Oleh: Wardika Aryandi.
RAMBUTAN merupakan tanaman endemik Kota Binjai yang dibudidayakan sejak 1940-an. Saat ini, populasi rambutan di Kota Binjai berkisar 50.000 hingga 60.000 batang.
Seturut perkembangan teknologi dan inovasi di sektor pertanian, popularitas rambutan mulai tergerus oleh produk hortikultura unggulan lainnya.
Tak ayal, ikon kota rambutan yang sudah lama melekat pada Binjai, terkesan memudar digeser oleh jambu air deli hijau dan jambu air deli kesuma merah atau yang lebih dikenal sebagai jambu madu.
Benarkah telah terjadi perubahan ikon atau brand Kota Binjai, dari kota rambutan menjadi jambu?
Menyikapi hal tersebut, Walikota Binjai, H Muhammad Idaham, menyampaikan pandangannya. Menurut pria 54 tahun itu, Binjai masih tetap sebagai kota rambutan. Dia menepis anggapan adanya pergeseran ikon dari rambutan menjadi jambu.
"Saya tegaskan, Binjai masih tetap kota rambutan. Sebab rambutan memang ikonnya Kota Binjai," ujar Idaham, yang ditemui Analisa di Balai Kota Binjai, Kamis (28/11) siang.
Diakuinya, rambutan masih merupakan produk hortikultura unggulan utama Kota Binjai yang masih eksis. Hampir tidak ada kawasan pemukiman di Kota Binjai yang tidak ditumbuhi tanaman ini.
Meski demikian, rambutan bukan satu-satunya komoditas holtikultura yang kini intensif dibudidayakan oleh mayoritas petani dan penangkar tanaman buah di Kota Binjai.
Namun karena jumlah produksi buah yang terbatas akibat masa panen rambutan yang hanya sekali setahun, menyebabkan buah primadona ini sulit didapat setiap saat.

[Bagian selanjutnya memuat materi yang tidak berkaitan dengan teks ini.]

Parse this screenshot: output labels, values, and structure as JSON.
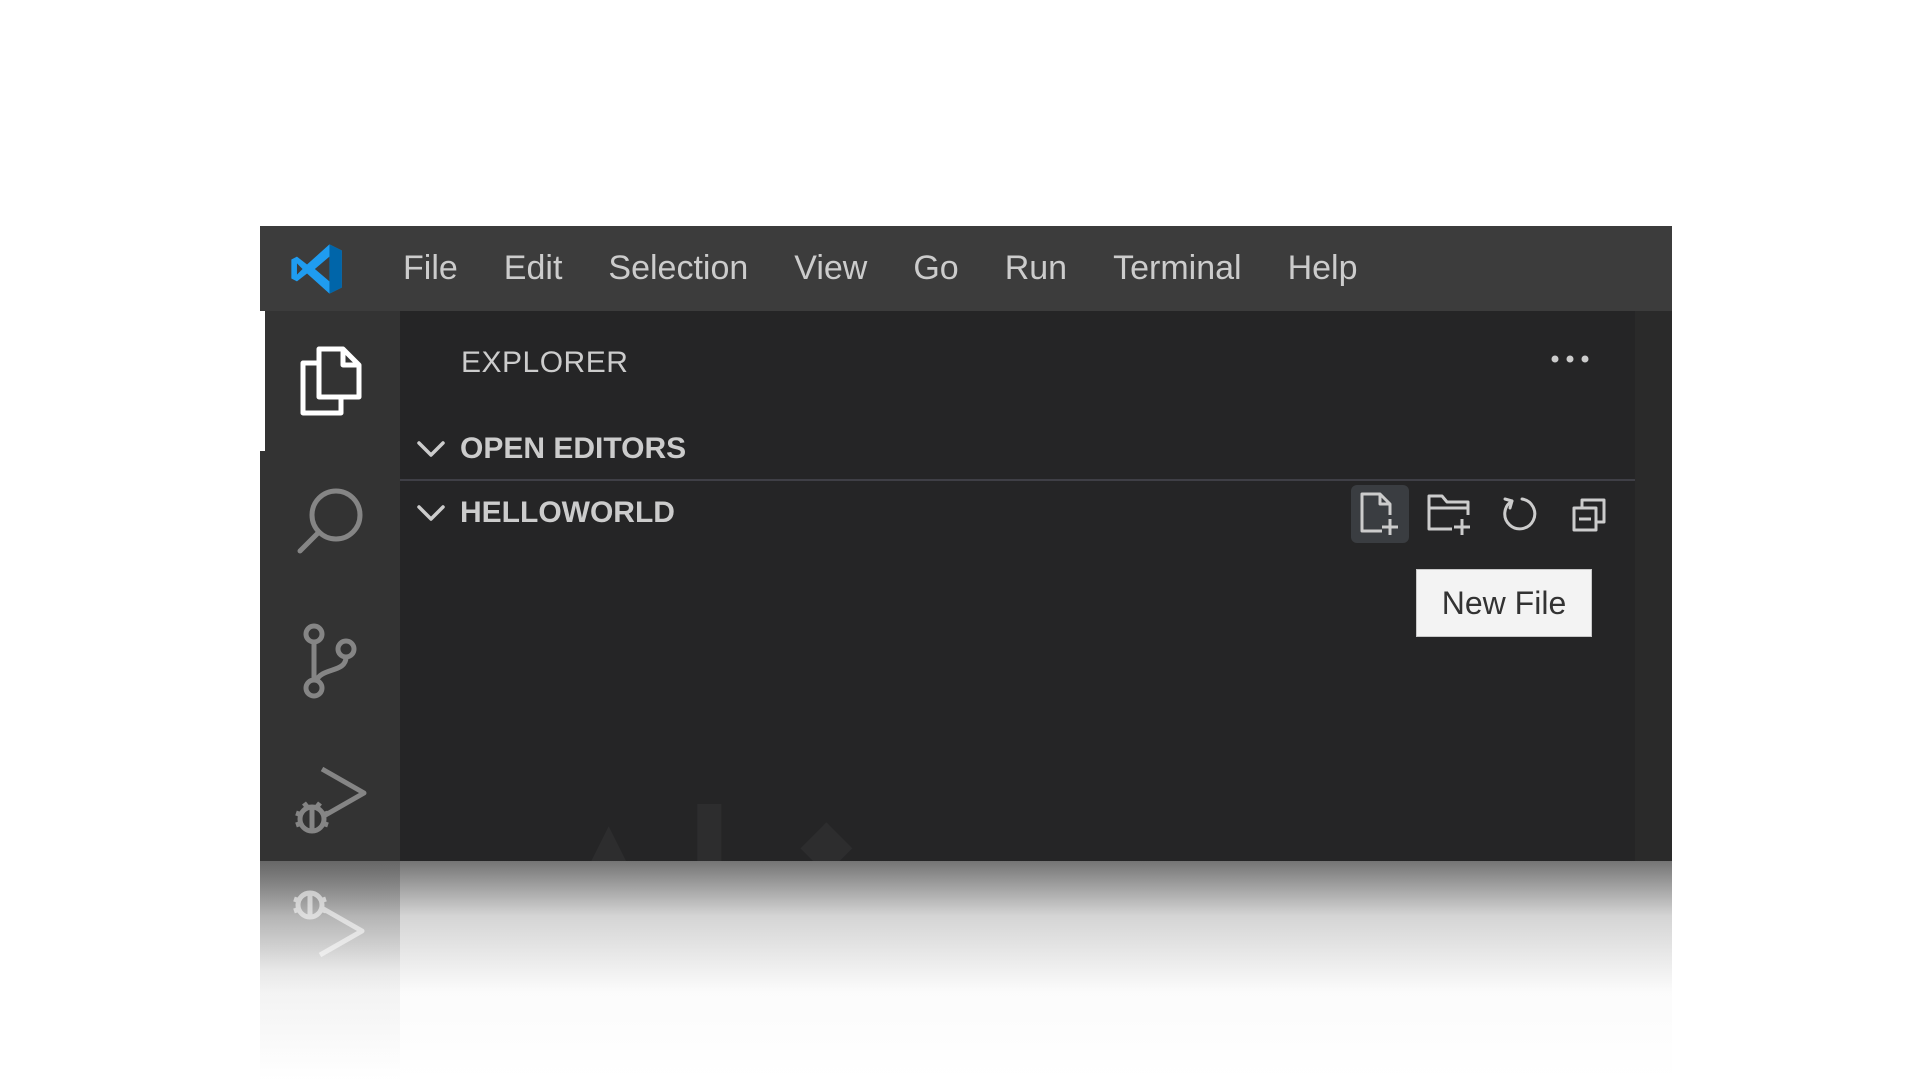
{
  "menu": {
    "items": [
      "File",
      "Edit",
      "Selection",
      "View",
      "Go",
      "Run",
      "Terminal",
      "Help"
    ]
  },
  "sidebar": {
    "title": "EXPLORER",
    "sections": {
      "open_editors": "OPEN EDITORS",
      "folder": "HELLOWORLD"
    }
  },
  "tooltip": {
    "text": "New File"
  },
  "icons": {
    "logo": "vscode-logo-icon",
    "activity": [
      "explorer-icon",
      "search-icon",
      "source-control-icon",
      "run-debug-icon"
    ],
    "folder_actions": [
      "new-file-icon",
      "new-folder-icon",
      "refresh-icon",
      "collapse-all-icon"
    ],
    "more": "more-actions-icon",
    "chevron": "chevron-down-icon"
  },
  "colors": {
    "titlebar": "#3c3c3c",
    "activitybar": "#333333",
    "sidebar": "#252526",
    "accent": "#007acc",
    "text": "#cccccc",
    "tooltip_bg": "#f3f3f3"
  }
}
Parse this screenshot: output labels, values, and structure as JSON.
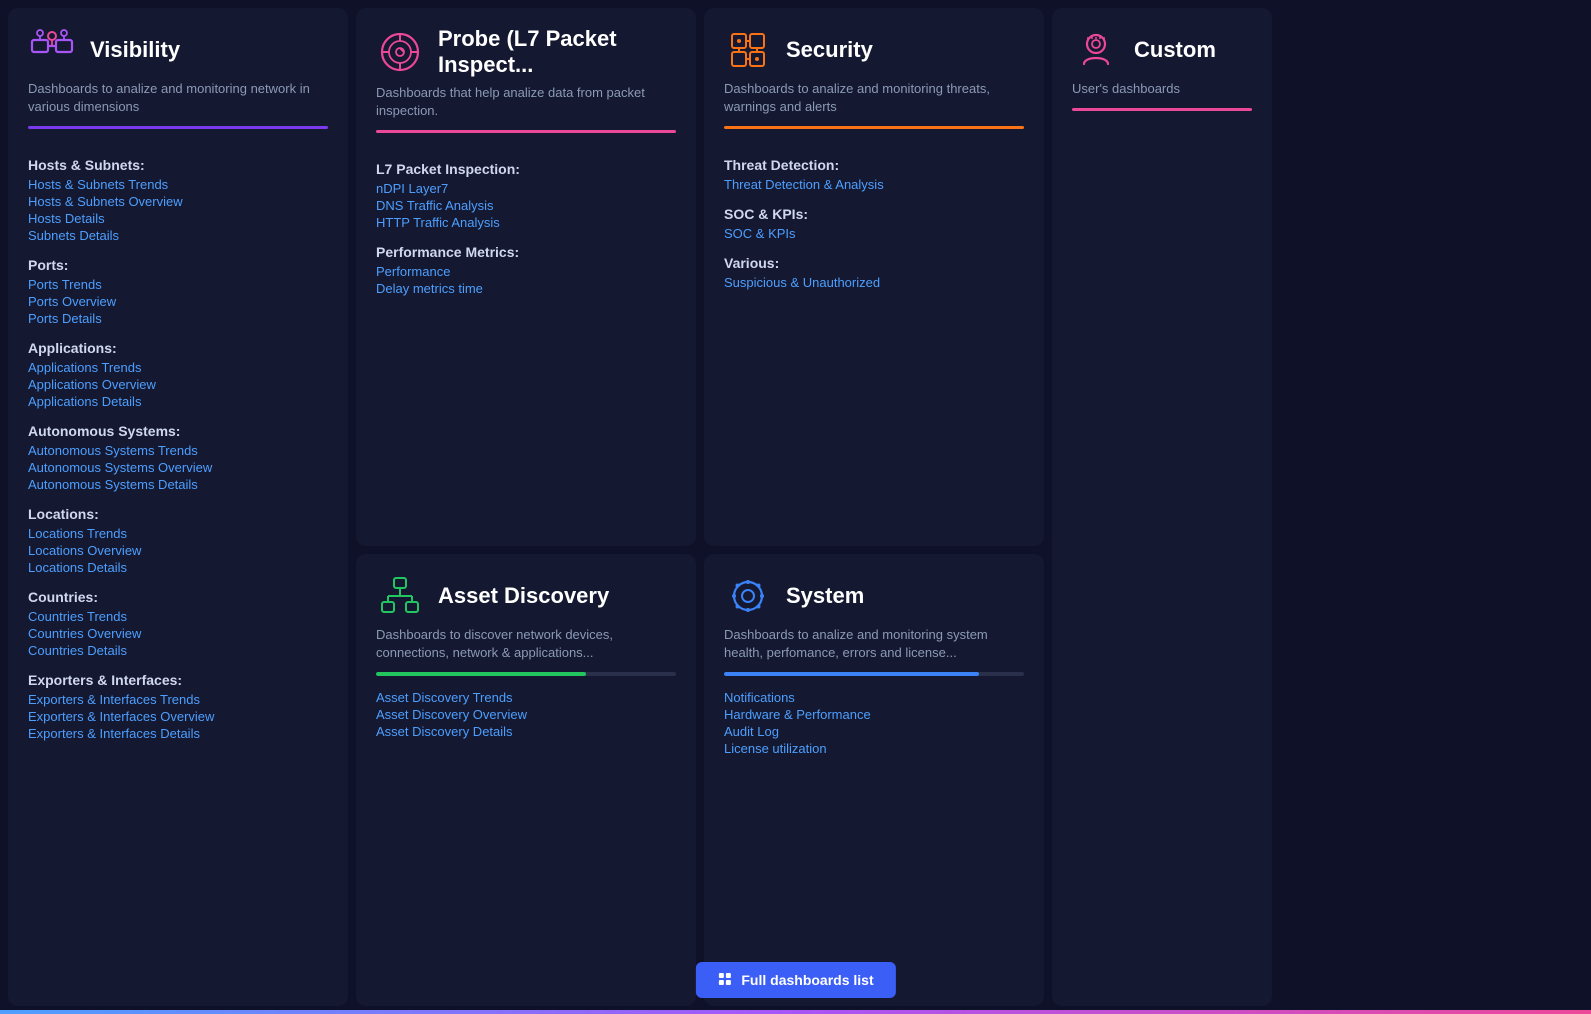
{
  "visibility": {
    "title": "Visibility",
    "subtitle": "Dashboards to analize and monitoring network in various dimensions",
    "accentColor": "#7c3aed",
    "sections": [
      {
        "label": "Hosts & Subnets:",
        "links": [
          "Hosts & Subnets Trends",
          "Hosts & Subnets Overview",
          "Hosts Details",
          "Subnets Details"
        ]
      },
      {
        "label": "Ports:",
        "links": [
          "Ports Trends",
          "Ports Overview",
          "Ports Details"
        ]
      },
      {
        "label": "Applications:",
        "links": [
          "Applications Trends",
          "Applications Overview",
          "Applications Details"
        ]
      },
      {
        "label": "Autonomous Systems:",
        "links": [
          "Autonomous Systems Trends",
          "Autonomous Systems Overview",
          "Autonomous Systems Details"
        ]
      },
      {
        "label": "Locations:",
        "links": [
          "Locations Trends",
          "Locations Overview",
          "Locations Details"
        ]
      },
      {
        "label": "Countries:",
        "links": [
          "Countries Trends",
          "Countries Overview",
          "Countries Details"
        ]
      },
      {
        "label": "Exporters & Interfaces:",
        "links": [
          "Exporters & Interfaces Trends",
          "Exporters & Interfaces Overview",
          "Exporters & Interfaces Details"
        ]
      }
    ]
  },
  "probe": {
    "title": "Probe (L7 Packet Inspect...",
    "subtitle": "Dashboards that help analize data from packet inspection.",
    "accentColor": "#ec4899",
    "sections": [
      {
        "label": "L7 Packet Inspection:",
        "links": [
          "nDPI Layer7",
          "DNS Traffic Analysis",
          "HTTP Traffic Analysis"
        ]
      },
      {
        "label": "Performance Metrics:",
        "links": [
          "Performance",
          "Delay metrics time"
        ]
      }
    ]
  },
  "security": {
    "title": "Security",
    "subtitle": "Dashboards to analize and monitoring threats, warnings and alerts",
    "accentColor": "#f97316",
    "sections": [
      {
        "label": "Threat Detection:",
        "links": [
          "Threat Detection & Analysis"
        ]
      },
      {
        "label": "SOC & KPIs:",
        "links": [
          "SOC & KPIs"
        ]
      },
      {
        "label": "Various:",
        "links": [
          "Suspicious & Unauthorized"
        ]
      }
    ]
  },
  "custom": {
    "title": "Custom",
    "subtitle": "User's dashboards",
    "accentColor": "#ec4899"
  },
  "asset": {
    "title": "Asset Discovery",
    "subtitle": "Dashboards to discover network devices, connections, network & applications...",
    "accentColor": "#22c55e",
    "progressColor": "#22c55e",
    "progressWidth": "70%",
    "links": [
      "Asset Discovery Trends",
      "Asset Discovery Overview",
      "Asset Discovery Details"
    ]
  },
  "system": {
    "title": "System",
    "subtitle": "Dashboards to analize and monitoring system health, perfomance, errors and license...",
    "accentColor": "#3b82f6",
    "progressColor": "#3b82f6",
    "progressWidth": "85%",
    "links": [
      "Notifications",
      "Hardware & Performance",
      "Audit Log",
      "License utilization"
    ]
  },
  "fullDashboards": {
    "label": "Full dashboards list"
  }
}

Berbeda jika dibandingkan dengan komoditas jambu, yang senantiasa hadir di pasar, meski tidak masa puncak panen.
"Keunggulan jambu deli itu, buahnya ada setiap saat. Sebab masa panennya tidak terbatas. Wajar jika banyak orang beranggapan, saat ini jambu deli lebih tren di Kota Binjai ketimbang rambutan," terang Idaham.
Dijelaskannya, semakin mudahnya menemukan buah jambu ketimbang rambutan, pada dasarnya merupakan pencapaian positif Pemko Binjai dalam merealisasikan program peningkatan variasi produk holtikultura.
Tujuan program itu, kata Idaham, untuk meningkatkan pendapatan dan kesejahteraan petani, sekaligus mendorong masyarakat berwirausaha, khususnya di sektor pertanian holtikultura.
Sebab dia menyadari potensi ekonomi yang akan didapat masyarakat cukup besar dari pengembangan sektor pertanian holtikutura, meskipun Binjai bukan kota pertanian.
Pendapatan
"Hadirnya jambu deli, tentunya akan memberikan income (pendapatan) lebih besar bagi masyarakat. Sebab tidak mungkin masyarakat hanya bergantung pada rambutan, yang musim berbuahnya hanya sekali setahun," ujarnya. Di sisi lain Idaham menyebut, keterbatasan areal tanam akibat peningkatan alih fungsi lahan dan perubahan pola tanam rambutan dari tanaman kebun menjadi tanaman pekarangan, juga nenicu penurunan populasi dan produktivitas.
Tidak mengherankan, jika saat ini cukup sulit ditemukan lahan tanam rambutan yang cukup luas di Binjai. Berbeda dengan tanaman jambu yang dapat dibudidayakan pada lahan sempit.
"Keunggulan lain jambu deli, tanaman ini dapat ditanam dalam polybag. Masa berbuahnya juga cepat dan teratur. Sehingga banyak orang beranggapan, jambu itu lebih menguntungkan ketimbang rambutan," jelasnya.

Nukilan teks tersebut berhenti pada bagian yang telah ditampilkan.